With winter at its illness-inducing peak, the Emergency Room at the Sheba Medical Center passed 300% occupancy Monday, with 125 patients competing for 39 beds, writes Yisrael Hayom.
Patients who were brought to the ER by Magen David Adom ambulances waited in line outside the ER, and this, apparently, was an improvement over the situation on Sunday.
The ER usually suffers this kind of overflow when the wards are full, and patients have nowhere to go from the ER. This was not the case Monday, however. According to the Ari Shamis, General Hospital Manager at Sheba, “at any given moment, we have more than 100 respirated patients who are placed in the wards, and not at the ER. The time it takes to care for each patient is longer, and the waiting time in the ER is also long.”
“When waiting for a bed in the corridor becomes a luxury – I call that a humiliation,” Sheba Director Prof. Zeev Rothstein told Yisrael Hayom. “The situation is only getting worse. The health system is not an important subject in the election campaign – it must be less important than Mrs. Netanyahu's bottles.”
Rothstein said that occupancy in the children's wards is 160%, while a new ward with 80 beds is empty – because the hospital lacks the manpower to staff it.
The Health Ministry confirmed that there is “a great load” on the hospitals, which require additional funds, especially for the Emergency Rooms. It said that it is working on a professional plan regarding the hospitalization system, together with the Finance Ministry, which will be brought to the next government's approval.

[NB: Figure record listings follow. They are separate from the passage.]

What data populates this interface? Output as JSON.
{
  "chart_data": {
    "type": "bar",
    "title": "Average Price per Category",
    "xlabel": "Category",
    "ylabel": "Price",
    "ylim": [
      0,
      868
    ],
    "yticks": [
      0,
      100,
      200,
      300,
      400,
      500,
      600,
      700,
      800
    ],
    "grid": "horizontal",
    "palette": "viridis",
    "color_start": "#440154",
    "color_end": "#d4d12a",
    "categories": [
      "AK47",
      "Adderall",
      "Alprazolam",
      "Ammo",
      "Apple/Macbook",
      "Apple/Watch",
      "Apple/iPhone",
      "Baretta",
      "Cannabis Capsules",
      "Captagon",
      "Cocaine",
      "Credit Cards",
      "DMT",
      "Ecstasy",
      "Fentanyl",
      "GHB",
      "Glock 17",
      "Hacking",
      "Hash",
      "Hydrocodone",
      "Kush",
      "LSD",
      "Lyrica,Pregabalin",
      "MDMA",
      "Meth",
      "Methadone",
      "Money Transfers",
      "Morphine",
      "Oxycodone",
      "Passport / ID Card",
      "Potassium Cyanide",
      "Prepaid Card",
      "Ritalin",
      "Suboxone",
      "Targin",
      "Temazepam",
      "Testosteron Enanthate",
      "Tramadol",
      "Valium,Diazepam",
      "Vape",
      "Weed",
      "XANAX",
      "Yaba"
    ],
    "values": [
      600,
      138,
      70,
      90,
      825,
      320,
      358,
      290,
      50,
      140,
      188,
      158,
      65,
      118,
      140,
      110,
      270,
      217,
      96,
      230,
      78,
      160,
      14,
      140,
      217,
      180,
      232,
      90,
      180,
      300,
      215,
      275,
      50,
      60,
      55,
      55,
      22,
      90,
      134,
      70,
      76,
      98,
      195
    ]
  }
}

The Ministry of Health recently reported that the number of hospital beds per population declined 11% in nine years.
As of mid-2014, there were just 1.87 beds per every 1,000 people in Israel, compared to 1.91 in 2010 and 2.09 in 2005.
The Ministry of Health stated that the trend is "worrying," but did note that the decline appears to be slowing. That may be due, in part, to a government decision to add 960 beds to Israel's hospitals over several years in 2010.

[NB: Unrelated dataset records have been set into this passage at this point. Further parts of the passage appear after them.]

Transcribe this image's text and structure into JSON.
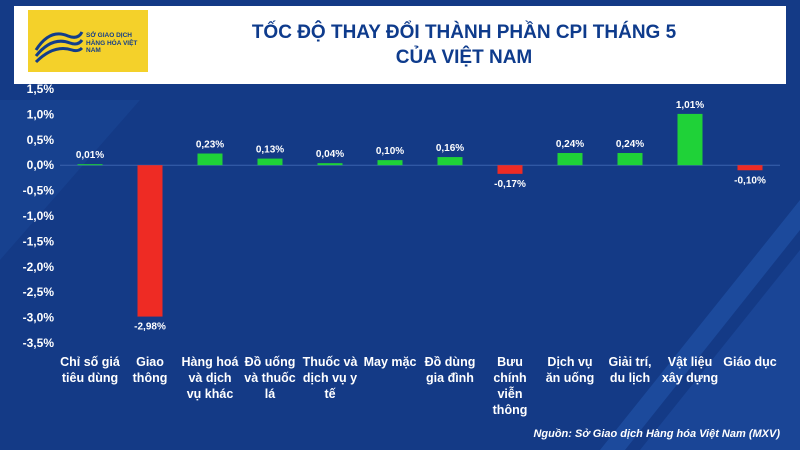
{
  "header": {
    "logo_text": "SỞ GIAO DỊCH HÀNG HÓA VIỆT NAM",
    "title_line1": "TỐC ĐỘ THAY ĐỔI THÀNH PHẦN CPI THÁNG 5",
    "title_line2": "CỦA VIỆT NAM"
  },
  "source": "Nguồn: Sở Giao dịch Hàng hóa Việt Nam (MXV)",
  "colors": {
    "background": "#143a86",
    "positive": "#1fd238",
    "negative": "#ee2b24",
    "title": "#0e3b8c",
    "logo": "#f4d12a"
  },
  "chart_data": {
    "type": "bar",
    "title": "TỐC ĐỘ THAY ĐỔI THÀNH PHẦN CPI THÁNG 5 CỦA VIỆT NAM",
    "categories": [
      [
        "Chỉ số giá",
        "tiêu dùng"
      ],
      [
        "Giao",
        "thông"
      ],
      [
        "Hàng hoá",
        "và dịch",
        "vụ khác"
      ],
      [
        "Đồ uống",
        "và thuốc",
        "lá"
      ],
      [
        "Thuốc và",
        "dịch vụ y",
        "tế"
      ],
      [
        "May mặc"
      ],
      [
        "Đồ dùng",
        "gia đình"
      ],
      [
        "Bưu",
        "chính",
        "viễn",
        "thông"
      ],
      [
        "Dịch vụ",
        "ăn uống"
      ],
      [
        "Giải trí,",
        "du lịch"
      ],
      [
        "Vật liệu",
        "xây dựng"
      ],
      [
        "Giáo dục"
      ]
    ],
    "values": [
      0.01,
      -2.98,
      0.23,
      0.13,
      0.04,
      0.1,
      0.16,
      -0.17,
      0.24,
      0.24,
      1.01,
      -0.1
    ],
    "data_labels": [
      "0,01%",
      "-2,98%",
      "0,23%",
      "0,13%",
      "0,04%",
      "0,10%",
      "0,16%",
      "-0,17%",
      "0,24%",
      "0,24%",
      "1,01%",
      "-0,10%"
    ],
    "ylim": [
      -3.5,
      1.5
    ],
    "yticks": [
      1.5,
      1.0,
      0.5,
      0.0,
      -0.5,
      -1.0,
      -1.5,
      -2.0,
      -2.5,
      -3.0,
      -3.5
    ],
    "ytick_labels": [
      "1,5%",
      "1,0%",
      "0,5%",
      "0,0%",
      "-0,5%",
      "-1,0%",
      "-1,5%",
      "-2,0%",
      "-2,5%",
      "-3,0%",
      "-3,5%"
    ],
    "grid": false,
    "legend": "none"
  }
}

A total of 699 beds were added over a four-year period, of which 157 were added in 2014 alone.
According to Professor Arnon Afek, Director-General of the Ministry of Health.
"The downside is that there is still a decline in the number of beds per capita," he stated. "This is an alarming trend."

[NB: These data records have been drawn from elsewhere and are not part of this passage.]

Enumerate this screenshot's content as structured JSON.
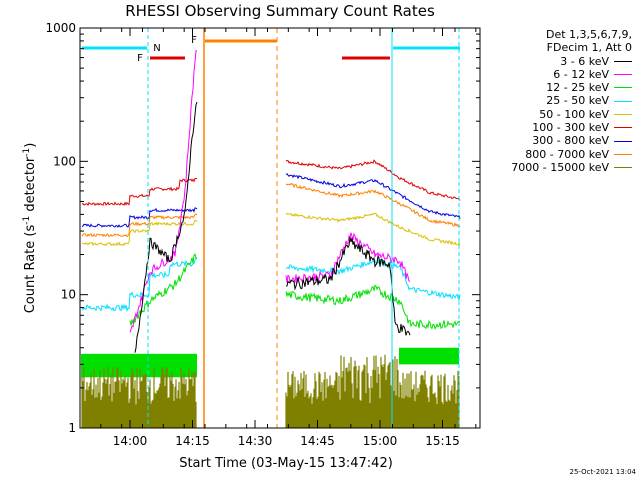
{
  "chart_data": {
    "type": "line",
    "title": "RHESSI Observing Summary Count Rates",
    "xlabel": "Start Time (03-May-15 13:47:42)",
    "ylabel": "Count Rate (s",
    "ylabel_sup1": "-1",
    "ylabel_mid": " detector",
    "ylabel_sup2": "-1",
    "ylabel_end": ")",
    "yscale": "log",
    "ylim": [
      1,
      1000
    ],
    "xlim_minutes": [
      13.8,
      15.4
    ],
    "x_ticks": [
      "14:00",
      "14:15",
      "14:30",
      "14:45",
      "15:00",
      "15:15"
    ],
    "y_ticks": [
      "1",
      "10",
      "100",
      "1000"
    ],
    "legend_header": [
      "Det 1,3,5,6,7,9,",
      "FDecim 1, Att 0"
    ],
    "series": [
      {
        "name": "3 - 6 keV",
        "color": "#000000"
      },
      {
        "name": "6 - 12 keV",
        "color": "#ff00ff"
      },
      {
        "name": "12 - 25 keV",
        "color": "#00e000"
      },
      {
        "name": "25 - 50 keV",
        "color": "#00e0ff"
      },
      {
        "name": "50 - 100 keV",
        "color": "#d8c000"
      },
      {
        "name": "100 - 300 keV",
        "color": "#e00000"
      },
      {
        "name": "300 - 800 keV",
        "color": "#0000e0"
      },
      {
        "name": "800 - 7000 keV",
        "color": "#ff8000"
      },
      {
        "name": "7000 - 15000 keV",
        "color": "#808000"
      }
    ],
    "annotations": {
      "F_labels": [
        "F",
        "F"
      ],
      "N_label": "N"
    },
    "timestamp": "25-Oct-2021 13:04"
  }
}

"On the other hand, we have begun to see more and more beds being added, as per the government's decision," Afek added. "This is a process that takes time to implement."
According to Afek, in May 2014 there were 15,290 beds for general care in Israeli hospitals – most of which (15,139) were for inpatients and just 151 for geriatric care.
And therein lies the problem, Afek says: there are not enough beds for Israel's elderly.
"While there is an increase in the younger population, at the same time we are witnessing an increase in the number of elderly patients who need hospitalization," Afek said. "Therefore, efforts to increase beds have just not been enough."
For the period from January to May 2014, there were 1,588 beds used on a standard day, of which 1,108 beds were given for general care patients, 303 for psychiatric outpatients, 105 for the chronically ill and 72 for patients in rehabilitation wards.